Sunday, July 1, 2018


Soccer, politics, and economy. Once upon a time, there was a strong country
(©Der Spiegel upside down Nr. 27, 2018)
Germany is badly shaken in its self-confidence. Two of our Lichtgestalten (guiding lights) are experiencing their twilight of the gods: Chancellor Angela Merkel and National Soccer Coach Jogi (Joachim) Löw.

Two buddies. Angi and Jogi saw better days (©Getty Images)
It is the first time in German soccer history that the team dropped out of a World Championship tournament in the preliminary round. The fall is abysmally deep regarding the fact that Germany is the defending champion, a title it had gained four years ago.

Germany’s rankings in previous Soccer World Championships (©Der Spiegel)
Gary Linecker, a former English soccer star who once said, "Twenty-two men chase a ball for 90 minutes and at the end, the Germans always win" updated his statement, "... the Germans no longer win. The previous version is confined to history."

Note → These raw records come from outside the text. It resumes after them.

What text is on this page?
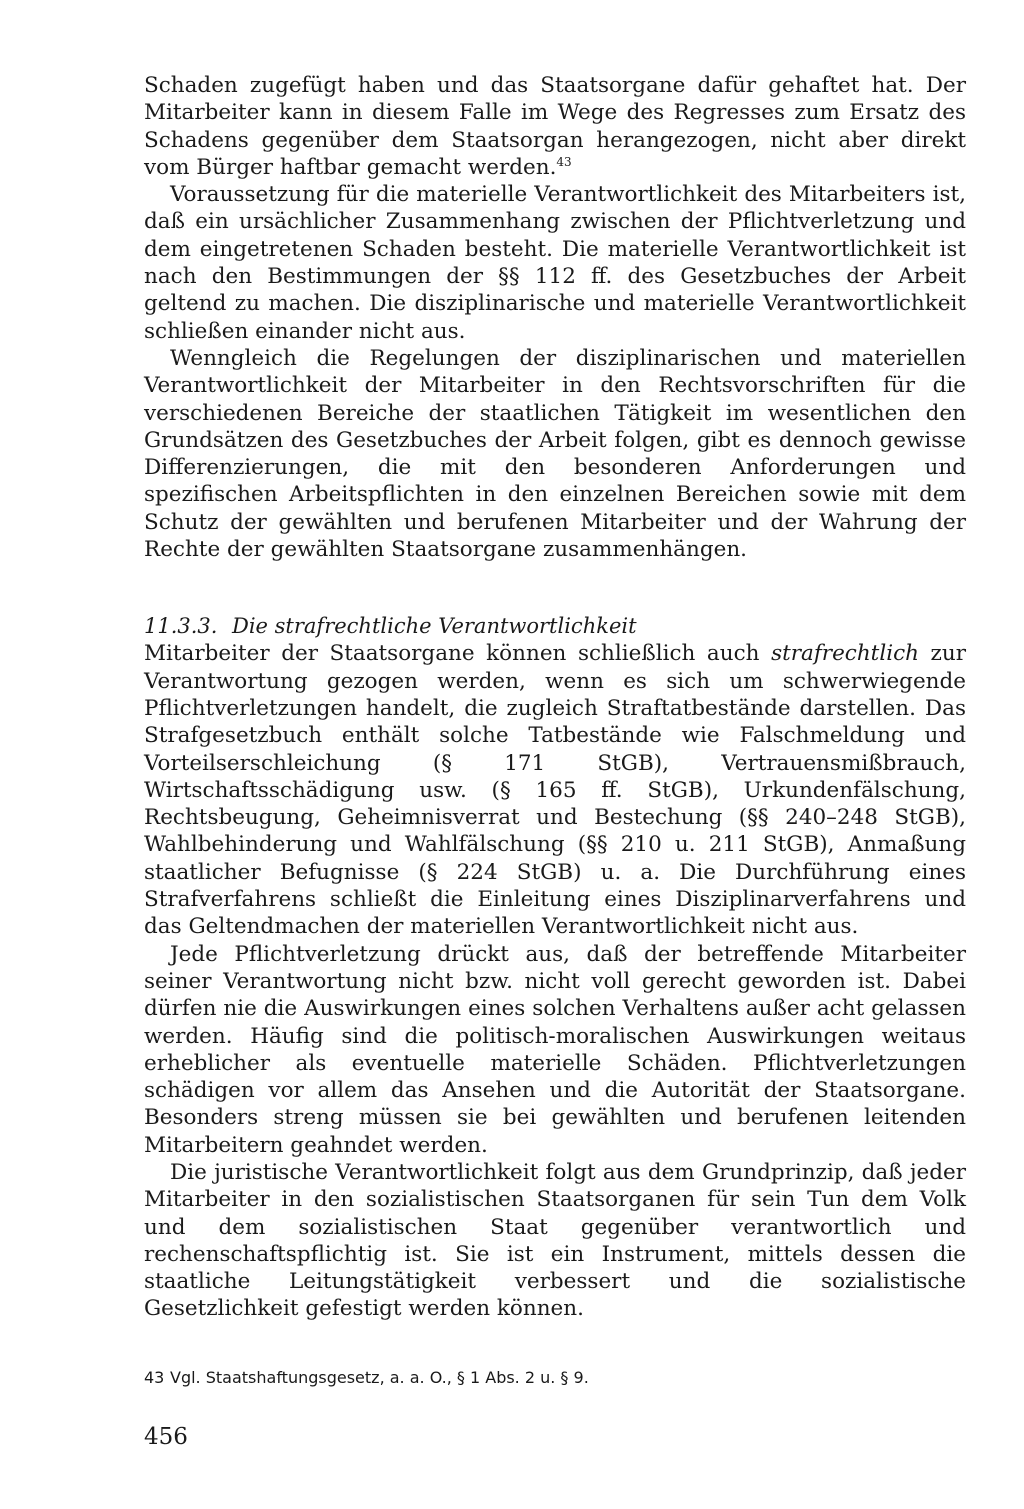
Schaden zugefügt haben und das Staatsorgane dafür gehaftet hat. Der Mitarbeiter kann in diesem Falle im Wege des Regresses zum Ersatz des Schadens gegenüber dem Staatsorgan herangezogen, nicht aber direkt vom Bürger haftbar gemacht werden.$^{43}$

Voraussetzung für die materielle Verantwortlichkeit des Mitarbeiters ist, daß ein ursächlicher Zusammenhang zwischen der Pflichtverletzung und dem eingetretenen Schaden besteht. Die materielle Verantwortlichkeit ist nach den Bestimmungen der §§ 112 ff. des Gesetzbuches der Arbeit geltend zu machen. Die disziplinarische und materielle Verantwortlichkeit schließen einander nicht aus.

Wenngleich die Regelungen der disziplinarischen und materiellen Verantwortlichkeit der Mitarbeiter in den Rechtsvorschriften für die verschiedenen Bereiche der staatlichen Tätigkeit im wesentlichen den Grundsätzen des Gesetzbuches der Arbeit folgen, gibt es dennoch gewisse Differenzierungen, die mit den besonderen Anforderungen und spezifischen Arbeitspflichten in den einzelnen Bereichen sowie mit dem Schutz der gewählten und berufenen Mitarbeiter und der Wahrung der Rechte der gewählten Staatsorgane zusammenhängen.

11.3.3. Die strafrechtliche Verantwortlichkeit

Mitarbeiter der Staatsorgane können schließlich auch strafrechtlich zur Verantwortung gezogen werden, wenn es sich um schwerwiegende Pflichtverletzungen handelt, die zugleich Straftatbestände darstellen. Das Strafgesetzbuch enthält solche Tatbestände wie Falschmeldung und Vorteilserschleichung (§ 171 StGB), Vertrauensmißbrauch, Wirtschaftsschädigung usw. (§ 165 ff. StGB), Urkundenfälschung, Rechtsbeugung, Geheimnisverrat und Bestechung (§§ 240–248 StGB), Wahlbehinderung und Wahlfälschung (§§ 210 u. 211 StGB), Anmaßung staatlicher Befugnisse (§ 224 StGB) u. a. Die Durchführung eines Strafverfahrens schließt die Einleitung eines Disziplinarverfahrens und das Geltendmachen der materiellen Verantwortlichkeit nicht aus.

Jede Pflichtverletzung drückt aus, daß der betreffende Mitarbeiter seiner Verantwortung nicht bzw. nicht voll gerecht geworden ist. Dabei dürfen nie die Auswirkungen eines solchen Verhaltens außer acht gelassen werden. Häufig sind die politisch-moralischen Auswirkungen weitaus erheblicher als eventuelle materielle Schäden. Pflichtverletzungen schädigen vor allem das Ansehen und die Autorität der Staatsorgane. Besonders streng müssen sie bei gewählten und berufenen leitenden Mitarbeitern geahndet werden.

Die juristische Verantwortlichkeit folgt aus dem Grundprinzip, daß jeder Mitarbeiter in den sozialistischen Staatsorganen für sein Tun dem Volk und dem sozialistischen Staat gegenüber verantwortlich und rechenschaftspflichtig ist. Sie ist ein Instrument, mittels dessen die staatliche Leitungstätigkeit verbessert und die sozialistische Gesetzlichkeit gefestigt werden können.

43 Vgl. Staatshaftungsgesetz, a. a. O., § 1 Abs. 2 u. § 9.
456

Following the defeat against South Korea, a shattered coach Jogi Löw made his first statement, “It's a huge disappointment. We have to see to it that we accept this debacle. Congratulations to our opponents who defeated us, we did not deserve to move forward. We didn’t manage to score a goal, to take a lead throughout the whole tournament. The team lacked the lightness, the flow in its combinations, we were not self-assured. We didn't play with any dynamic on the field. The plan was definitely there. What happened here I can't say at this moment. I surely take the responsibility. The German soccer, we all lost. Not just a game, but much of what we have built up over the past few years. Of course, I'm the first person who has to question himself and has to think about what went wrong. Now I have to sleep at least one night, just after the game I am totally frustrated and disappointed. I am in charge. It's too early for me to answer the question, now we need a few hours to see clearly. I too am deeply disappointed. I wouldn't have imagined that."

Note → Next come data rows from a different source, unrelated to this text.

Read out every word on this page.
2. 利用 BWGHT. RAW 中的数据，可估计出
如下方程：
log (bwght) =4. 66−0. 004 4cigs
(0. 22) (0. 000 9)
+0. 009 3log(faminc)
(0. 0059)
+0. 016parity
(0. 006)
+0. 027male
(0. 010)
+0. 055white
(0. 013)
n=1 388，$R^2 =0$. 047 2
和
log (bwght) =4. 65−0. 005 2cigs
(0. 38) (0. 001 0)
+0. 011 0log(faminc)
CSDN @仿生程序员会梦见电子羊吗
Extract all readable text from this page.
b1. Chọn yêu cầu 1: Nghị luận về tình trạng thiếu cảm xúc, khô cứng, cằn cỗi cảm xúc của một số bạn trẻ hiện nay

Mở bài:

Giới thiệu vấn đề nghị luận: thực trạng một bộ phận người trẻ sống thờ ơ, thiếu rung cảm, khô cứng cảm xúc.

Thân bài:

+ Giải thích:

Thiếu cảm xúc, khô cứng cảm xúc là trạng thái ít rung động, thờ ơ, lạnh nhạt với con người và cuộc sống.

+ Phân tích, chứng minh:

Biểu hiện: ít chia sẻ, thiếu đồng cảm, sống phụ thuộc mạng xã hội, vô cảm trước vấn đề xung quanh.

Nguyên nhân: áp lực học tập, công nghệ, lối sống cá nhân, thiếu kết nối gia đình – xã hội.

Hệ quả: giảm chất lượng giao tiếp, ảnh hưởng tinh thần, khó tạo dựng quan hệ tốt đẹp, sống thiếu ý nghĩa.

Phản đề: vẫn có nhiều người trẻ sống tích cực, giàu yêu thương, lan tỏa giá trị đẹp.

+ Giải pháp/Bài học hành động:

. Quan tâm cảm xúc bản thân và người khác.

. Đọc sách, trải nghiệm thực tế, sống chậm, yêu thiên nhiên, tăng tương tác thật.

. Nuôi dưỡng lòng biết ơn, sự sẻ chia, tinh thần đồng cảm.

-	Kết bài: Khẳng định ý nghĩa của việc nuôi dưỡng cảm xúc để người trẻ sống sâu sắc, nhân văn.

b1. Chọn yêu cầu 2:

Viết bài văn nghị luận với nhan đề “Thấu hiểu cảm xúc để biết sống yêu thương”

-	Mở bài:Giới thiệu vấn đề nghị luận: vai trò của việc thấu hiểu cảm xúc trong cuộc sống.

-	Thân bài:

Defeated and half-naked; midfielder Mats Hummels,
“It’s quite a bitter day for all German soccer fans.” (©dpa)
Those bitterly disappointed fans on Berlin’s “fan mile” (©dpa)
On the political front Christian Democrat Chancellor Angela Merkel - once being hailed as the leader of western democracy following the election of POTUS - is fighting for her political survival. Her generous attitude towards the wave of refugees coming into Germany in 2015 is catching up with her. Not the opposition but of all parties CDU’s Bavarian sister the Christian Socials (CSU) are demanding a tightening of Germany’s refugee policy. The CSU is afraid of not getting the absolute majority in Bavaria’s upcoming state election in October and is moving to the right.

Although the chancellor strives for a European solution to the refugee crisis the CSU sent Merkel an ultimatum. If the European deal in Brussels does not satisfy Horst Seehofer, Angela’s Minister of the Interior threatens to harden the Bavarian borders against immigrants, an act that will not only affect our Austrian neighbors in the south. If Horst follows through his plan Angela has no other choice than firing her CSU Minister. This will be her Waterloo and the end of the ruling grand coalition.

To a great extent, the present political crisis in Germany is Merkel’s own fault. Over the past 12 years, Angela has inched her conservative Christian Democrats more and more to the left starting with Germany’s nuclear phase-out and continuing with the decriminalization of gay people, same-sex marriages, and a time-phase solution for abortion. These moves to the left downsized the center-left Social Democrats while they in parallel strengthened the right-wing anti-immigration party AfD (Alternative for Germany) to the dislike of the conservative Bavarian CSU.

The cleanest solution to the present governmental crisis would be to hold new federal elections but the ruling parties avoid those like the plague. The present quarrels within the government camp will only weaken the Christian Democrats and in particular the Social Democrats but strengthen the populist Alternative for Germany tooting their Germany first.

After a marathon meeting the president of the European Council Donald (!) Tusk tweeted at 4:34 a.m. on Friday morning:

At the same time in Brussels red-eyed but visibly relieved and smiling Angela went before the press announcing her (?) European compromise: The control at EU’s external borders will be reinforced, i.e., people (mostly from Africa) on boats or rafts and seized on high see will be brought back and detained in refugee camps in North Africa.

Europe hates walls but erects fences.
A refugee at the border between Greece and Macedonia (©Getty Images)
Refugees apprehended at the border or inside the EU will be brought to screening centers within the European Community where their demands for political asylum will be examined. Only those granted asylum will be distributed among EU member states, the others will be transported back into their home countries. But Angela cautioned, “We still have a lot of work to do to bridge the different views,”

The salient question, however, is, “Will the Brussels compromise satisfy Host Seehofer and his CSU?”